I like to think that as bikers, we’re always prepared for anything while we’re on the road, and as such, most every rider I know has their favorite tools stowed somewhere on their bike. Of course that includes wrenches, sockets, screwdriver, spark plugs and the like, but most motorcyclists depend on smaller aids such as electrical tape, zip ties and mechanics’ wire. Over the years I’ve developed my own set of “helpers,” with one in particular standing (or, rather, stretching) head and shoulders above the rest. This particular item has saved my butt, or more accurately, my bike’s butt, more times than I can count.

Case in point: This past Saturday, I was riding my Switchback to the grand opening celebration for a local dealership when a guy in a pickup truck pulled up beside me, rolled down the window and yelled, “Your saddlebag is open!” I looked to the right—closed. The left hard bag, however, was completely open, parallel to the ground. I thanked the Good Samaritan and pulled off the road as soon as I could, berating myself for forgetting to fasten the bag before I left. I clicked it shut, got back on the road and not two miles later another guy pulled up beside me and yelled, “Your saddlebag is open!”

Well, I knew I’d closed it just a few minutes before, so I tried it again, this time testing it before I took off. I pulled it from the “fender side” and it popped open. Whut? I tried the other bag. That one took a little more force but it popped open the same way. Out from one of the bags came a set of bungee cords which I wrapped around the bags to prevent the lids from opening, and I made it to the dealership without further incident.

Unlike most bikers, I actually don’t use bungee cords for packing my gear—I use ROK straps, which work better for me because of their ease of adjustability and looped fastening system. Also, if a bungee cord accidentally lets loose, which they often do, you could lose an eye. And once the coating wears off the hooks, they’ll scratch through your bike’s paint. But it’s the bungee cord I turn to for emergencies where I need to keep actual bike parts fastened. After all, bungee cords, also called shock cords, have a distinguished and important history dating back at least a hundred years when they were utilized for pre-World War I aircraft suspension when weight was a big issue, as well as their use to assist with opening parachutes. Some mission-critical stuff here, to be sure.

To the amusement of my riding partners, I usually stow at least three sets in my saddlebags. I even have an octopus strap—a contraption that has four bungee cords attached to a ring in the middle, great for holding down unevenly-shaped, ungainly objects. Where do I store all these bungees when they’re not on my bikes? Well, for years, I kept buying them and losing them to cellar clutter. One day my partner organized all the bungee cords I owned, arranging each pair, sorted by length, on the end of an overhead shelf. There must be 30 bungees hanging there at any given time, but at least now they’re easy to find.

And there are good reasons why I carry so many.
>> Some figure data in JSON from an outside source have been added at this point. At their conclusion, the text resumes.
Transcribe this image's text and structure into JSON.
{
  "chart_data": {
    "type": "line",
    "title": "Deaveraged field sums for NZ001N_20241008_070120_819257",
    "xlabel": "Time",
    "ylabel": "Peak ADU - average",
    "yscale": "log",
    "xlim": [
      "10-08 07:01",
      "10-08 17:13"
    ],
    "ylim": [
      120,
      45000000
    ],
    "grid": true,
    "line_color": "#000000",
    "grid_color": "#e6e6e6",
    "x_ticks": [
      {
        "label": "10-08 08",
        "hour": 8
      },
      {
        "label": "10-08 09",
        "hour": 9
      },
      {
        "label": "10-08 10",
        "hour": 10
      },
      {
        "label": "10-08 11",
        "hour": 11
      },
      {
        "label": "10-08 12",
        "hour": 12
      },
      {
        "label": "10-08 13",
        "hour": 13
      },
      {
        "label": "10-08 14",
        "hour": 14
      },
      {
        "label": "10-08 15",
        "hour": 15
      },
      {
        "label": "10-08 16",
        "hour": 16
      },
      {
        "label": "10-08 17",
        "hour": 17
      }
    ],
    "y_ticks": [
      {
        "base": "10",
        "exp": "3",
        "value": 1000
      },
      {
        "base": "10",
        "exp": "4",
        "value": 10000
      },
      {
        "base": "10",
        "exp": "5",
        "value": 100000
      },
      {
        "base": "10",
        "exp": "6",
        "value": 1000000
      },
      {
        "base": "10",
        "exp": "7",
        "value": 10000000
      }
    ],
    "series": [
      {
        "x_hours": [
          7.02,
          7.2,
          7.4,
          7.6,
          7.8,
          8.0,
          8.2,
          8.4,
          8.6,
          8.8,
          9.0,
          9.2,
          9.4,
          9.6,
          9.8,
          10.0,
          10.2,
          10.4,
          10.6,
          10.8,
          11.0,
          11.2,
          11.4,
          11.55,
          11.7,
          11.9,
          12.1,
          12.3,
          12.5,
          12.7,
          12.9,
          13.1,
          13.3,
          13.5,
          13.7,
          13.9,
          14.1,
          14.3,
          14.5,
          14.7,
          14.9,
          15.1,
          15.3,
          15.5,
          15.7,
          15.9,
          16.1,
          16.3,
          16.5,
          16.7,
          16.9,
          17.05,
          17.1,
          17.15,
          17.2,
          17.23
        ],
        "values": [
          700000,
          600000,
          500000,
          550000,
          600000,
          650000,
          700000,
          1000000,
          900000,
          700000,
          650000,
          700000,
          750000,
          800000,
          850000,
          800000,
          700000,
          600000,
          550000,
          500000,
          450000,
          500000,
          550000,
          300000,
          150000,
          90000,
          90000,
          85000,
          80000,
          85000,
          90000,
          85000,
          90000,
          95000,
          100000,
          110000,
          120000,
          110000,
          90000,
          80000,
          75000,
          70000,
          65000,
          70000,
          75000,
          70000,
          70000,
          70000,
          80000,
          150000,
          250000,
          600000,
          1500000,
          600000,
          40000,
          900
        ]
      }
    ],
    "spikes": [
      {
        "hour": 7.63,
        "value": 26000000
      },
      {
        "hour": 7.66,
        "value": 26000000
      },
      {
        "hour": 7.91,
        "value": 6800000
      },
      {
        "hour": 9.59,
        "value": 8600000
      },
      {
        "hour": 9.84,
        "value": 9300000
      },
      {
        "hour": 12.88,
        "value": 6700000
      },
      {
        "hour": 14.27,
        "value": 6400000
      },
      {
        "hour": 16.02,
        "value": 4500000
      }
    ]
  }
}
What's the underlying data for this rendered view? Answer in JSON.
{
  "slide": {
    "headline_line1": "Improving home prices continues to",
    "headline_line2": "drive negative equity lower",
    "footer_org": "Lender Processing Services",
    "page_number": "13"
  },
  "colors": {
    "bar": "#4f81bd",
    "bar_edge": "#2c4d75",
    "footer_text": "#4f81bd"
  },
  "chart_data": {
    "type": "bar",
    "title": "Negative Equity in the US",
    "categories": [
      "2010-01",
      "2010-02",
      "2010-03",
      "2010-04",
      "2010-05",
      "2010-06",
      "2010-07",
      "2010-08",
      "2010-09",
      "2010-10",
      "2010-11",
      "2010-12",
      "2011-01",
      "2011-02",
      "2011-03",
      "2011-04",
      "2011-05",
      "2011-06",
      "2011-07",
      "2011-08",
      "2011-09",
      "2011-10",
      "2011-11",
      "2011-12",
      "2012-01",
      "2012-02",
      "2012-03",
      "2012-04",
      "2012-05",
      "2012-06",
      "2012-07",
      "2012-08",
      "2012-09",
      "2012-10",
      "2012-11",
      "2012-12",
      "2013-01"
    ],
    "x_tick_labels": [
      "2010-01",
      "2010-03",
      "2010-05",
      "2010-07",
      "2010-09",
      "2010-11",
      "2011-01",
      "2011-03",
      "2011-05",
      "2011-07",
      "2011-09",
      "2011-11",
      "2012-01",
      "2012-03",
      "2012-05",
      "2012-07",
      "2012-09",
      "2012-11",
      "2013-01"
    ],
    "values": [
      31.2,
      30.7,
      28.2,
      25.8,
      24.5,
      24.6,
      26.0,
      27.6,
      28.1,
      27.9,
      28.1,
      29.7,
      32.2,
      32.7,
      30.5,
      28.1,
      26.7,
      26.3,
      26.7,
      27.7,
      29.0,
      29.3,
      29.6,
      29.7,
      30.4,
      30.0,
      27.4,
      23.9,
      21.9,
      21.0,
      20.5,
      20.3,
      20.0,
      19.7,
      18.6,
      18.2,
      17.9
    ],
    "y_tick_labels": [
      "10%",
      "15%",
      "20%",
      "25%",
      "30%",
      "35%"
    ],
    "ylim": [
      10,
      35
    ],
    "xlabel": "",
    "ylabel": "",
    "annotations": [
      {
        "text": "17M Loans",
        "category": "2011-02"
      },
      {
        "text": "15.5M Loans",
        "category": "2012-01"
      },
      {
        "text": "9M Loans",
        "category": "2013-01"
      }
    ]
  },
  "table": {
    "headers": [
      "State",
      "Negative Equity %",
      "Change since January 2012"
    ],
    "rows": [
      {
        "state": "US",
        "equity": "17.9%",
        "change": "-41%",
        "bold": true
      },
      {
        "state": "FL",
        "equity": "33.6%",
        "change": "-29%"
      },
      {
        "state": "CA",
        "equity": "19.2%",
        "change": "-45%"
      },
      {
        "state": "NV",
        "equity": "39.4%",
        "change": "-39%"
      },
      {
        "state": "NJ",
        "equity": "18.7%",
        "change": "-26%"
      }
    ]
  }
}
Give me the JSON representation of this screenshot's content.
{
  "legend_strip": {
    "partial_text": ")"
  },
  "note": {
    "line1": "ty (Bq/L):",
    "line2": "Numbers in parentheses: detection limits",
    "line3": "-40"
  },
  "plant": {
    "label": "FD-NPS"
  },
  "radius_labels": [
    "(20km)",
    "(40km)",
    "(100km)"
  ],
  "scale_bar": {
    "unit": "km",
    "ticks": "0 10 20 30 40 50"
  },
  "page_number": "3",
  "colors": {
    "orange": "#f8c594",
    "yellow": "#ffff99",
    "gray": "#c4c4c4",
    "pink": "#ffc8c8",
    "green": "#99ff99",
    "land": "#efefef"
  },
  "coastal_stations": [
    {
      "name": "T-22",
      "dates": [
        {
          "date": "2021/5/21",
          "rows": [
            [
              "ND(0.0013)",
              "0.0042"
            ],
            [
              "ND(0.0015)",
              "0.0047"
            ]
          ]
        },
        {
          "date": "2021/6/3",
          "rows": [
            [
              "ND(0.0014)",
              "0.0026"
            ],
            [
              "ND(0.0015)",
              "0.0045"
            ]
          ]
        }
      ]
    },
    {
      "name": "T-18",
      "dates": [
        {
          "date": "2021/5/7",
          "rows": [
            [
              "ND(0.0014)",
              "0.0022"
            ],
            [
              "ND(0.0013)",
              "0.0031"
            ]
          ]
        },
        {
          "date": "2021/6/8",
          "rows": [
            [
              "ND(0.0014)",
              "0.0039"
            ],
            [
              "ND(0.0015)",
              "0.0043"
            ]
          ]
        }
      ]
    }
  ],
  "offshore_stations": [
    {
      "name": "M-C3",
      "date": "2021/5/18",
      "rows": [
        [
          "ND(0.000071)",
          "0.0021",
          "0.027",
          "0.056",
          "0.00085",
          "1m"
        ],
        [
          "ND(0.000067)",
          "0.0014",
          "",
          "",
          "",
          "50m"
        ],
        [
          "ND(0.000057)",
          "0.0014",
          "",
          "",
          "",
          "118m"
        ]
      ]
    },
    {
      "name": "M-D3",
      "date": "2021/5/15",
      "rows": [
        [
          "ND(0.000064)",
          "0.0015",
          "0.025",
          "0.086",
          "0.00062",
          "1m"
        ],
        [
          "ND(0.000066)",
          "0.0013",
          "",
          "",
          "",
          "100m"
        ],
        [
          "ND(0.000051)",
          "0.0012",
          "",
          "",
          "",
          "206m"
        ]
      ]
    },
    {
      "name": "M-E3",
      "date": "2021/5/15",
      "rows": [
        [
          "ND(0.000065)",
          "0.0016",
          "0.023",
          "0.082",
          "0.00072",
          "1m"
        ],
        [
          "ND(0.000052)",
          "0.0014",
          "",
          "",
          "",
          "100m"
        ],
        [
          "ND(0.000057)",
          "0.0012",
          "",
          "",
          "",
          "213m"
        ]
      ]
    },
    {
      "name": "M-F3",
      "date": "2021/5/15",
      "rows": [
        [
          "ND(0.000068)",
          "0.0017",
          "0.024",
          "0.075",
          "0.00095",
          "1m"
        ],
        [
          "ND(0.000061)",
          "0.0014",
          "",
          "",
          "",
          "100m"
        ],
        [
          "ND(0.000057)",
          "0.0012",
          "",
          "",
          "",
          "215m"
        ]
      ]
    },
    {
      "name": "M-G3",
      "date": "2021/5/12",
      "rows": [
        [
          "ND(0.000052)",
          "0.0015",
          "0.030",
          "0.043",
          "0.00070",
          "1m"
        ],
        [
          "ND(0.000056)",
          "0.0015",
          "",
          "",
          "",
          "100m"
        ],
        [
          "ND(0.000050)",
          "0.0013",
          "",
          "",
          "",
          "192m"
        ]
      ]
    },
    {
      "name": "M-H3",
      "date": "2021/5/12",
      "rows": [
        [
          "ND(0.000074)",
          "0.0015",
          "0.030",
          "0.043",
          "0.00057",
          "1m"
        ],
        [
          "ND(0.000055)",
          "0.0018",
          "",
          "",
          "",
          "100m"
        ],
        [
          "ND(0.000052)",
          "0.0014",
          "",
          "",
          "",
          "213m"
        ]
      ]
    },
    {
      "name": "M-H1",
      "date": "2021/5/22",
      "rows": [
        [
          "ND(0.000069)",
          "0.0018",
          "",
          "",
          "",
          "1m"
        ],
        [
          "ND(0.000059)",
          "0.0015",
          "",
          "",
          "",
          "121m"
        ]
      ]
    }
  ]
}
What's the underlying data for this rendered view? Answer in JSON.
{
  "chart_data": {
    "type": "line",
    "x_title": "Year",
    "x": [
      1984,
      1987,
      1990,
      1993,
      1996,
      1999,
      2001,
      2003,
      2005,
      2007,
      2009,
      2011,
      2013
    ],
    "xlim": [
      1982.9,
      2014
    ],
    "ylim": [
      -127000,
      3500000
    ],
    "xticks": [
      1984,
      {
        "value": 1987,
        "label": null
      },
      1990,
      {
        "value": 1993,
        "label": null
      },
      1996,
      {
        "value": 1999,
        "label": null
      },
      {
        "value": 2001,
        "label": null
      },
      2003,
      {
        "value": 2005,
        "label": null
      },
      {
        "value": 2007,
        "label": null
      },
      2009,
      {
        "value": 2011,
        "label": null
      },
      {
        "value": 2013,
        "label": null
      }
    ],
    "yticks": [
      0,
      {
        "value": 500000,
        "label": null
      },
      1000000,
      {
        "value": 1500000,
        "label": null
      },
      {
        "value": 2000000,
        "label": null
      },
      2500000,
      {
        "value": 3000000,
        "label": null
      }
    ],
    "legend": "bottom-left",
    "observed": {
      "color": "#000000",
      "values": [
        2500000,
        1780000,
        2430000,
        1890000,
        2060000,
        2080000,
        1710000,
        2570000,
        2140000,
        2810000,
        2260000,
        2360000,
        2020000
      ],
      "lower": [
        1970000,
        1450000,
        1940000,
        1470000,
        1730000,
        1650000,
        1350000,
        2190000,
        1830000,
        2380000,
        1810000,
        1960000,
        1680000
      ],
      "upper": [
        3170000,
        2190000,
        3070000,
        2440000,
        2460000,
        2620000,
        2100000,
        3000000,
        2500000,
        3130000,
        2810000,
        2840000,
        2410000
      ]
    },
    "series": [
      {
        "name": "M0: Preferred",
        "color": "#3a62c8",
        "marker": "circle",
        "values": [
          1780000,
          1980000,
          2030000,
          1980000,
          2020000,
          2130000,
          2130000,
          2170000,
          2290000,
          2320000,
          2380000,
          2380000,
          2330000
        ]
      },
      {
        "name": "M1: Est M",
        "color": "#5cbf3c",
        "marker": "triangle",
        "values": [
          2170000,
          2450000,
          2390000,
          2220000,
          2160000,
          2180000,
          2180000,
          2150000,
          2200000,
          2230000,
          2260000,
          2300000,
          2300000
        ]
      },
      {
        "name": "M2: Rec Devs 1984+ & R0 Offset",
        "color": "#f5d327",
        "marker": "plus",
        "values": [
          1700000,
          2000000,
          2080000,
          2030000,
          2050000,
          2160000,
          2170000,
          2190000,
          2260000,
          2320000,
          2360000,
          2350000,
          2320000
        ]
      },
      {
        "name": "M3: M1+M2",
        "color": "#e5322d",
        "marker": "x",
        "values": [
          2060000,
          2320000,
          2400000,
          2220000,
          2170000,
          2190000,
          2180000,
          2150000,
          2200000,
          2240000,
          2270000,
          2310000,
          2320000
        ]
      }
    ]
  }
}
Thunder Press South Editor Robert Filla reminded me that the saddlebags on old Shovelheads were notoriously dysfunctional, and it was more common than not to see a set of bungee cords wrapped around the bags to keep the lids from sailing away and your stuff from flying out. And one of my riding buddies told me that he used to strap his girlfriend to the sissy bar so she didn’t fall off. He also said that relationship didn’t last very long. But believe it or not, there are actually products marketed that do the same thing… and they cost a lot more than a bungee cord.

I once had a set of leather saddlebags on my FXD that didn’t want to stay mounted, so until I got a new arrangement, I’d wrap bungee cords around the bags, looping each cord between the fender strut and saddlebag mount. There have been times when some item or another packed onto the back of my bike began to sag, so just wrapping a bungee cord completely around the offending object and the sissy bar took care of the problem. And there’s always the unexpected purchase that needs to be transported with nowhere to attach it but the rear fender. Keeping things up and out of the way when I’m working on something, holding doors open… there are so many uses for this $2 item.

While I was at the dealership open house, I asked one of the service guys if he knew why the lids wouldn’t stay closed. He came outside, tested them, and then fastened them in a way that they wouldn’t accidentally open. I had to open them one more time before I left, and tried to refasten them in the same way, testing the lids, which seemed secure, so I headed home. Halfway through my journey I looked back and there was the left lid, flapping in the breeze. Annoyed and not wanting to waste any more time on the misbehaving bag, I flipped it closed without pulling over and just kept my left hand on top of the lid so it didn’t fly open again. Fact: you can shift without using the clutch lever if you time it right. Crude, and not recommended, but it works.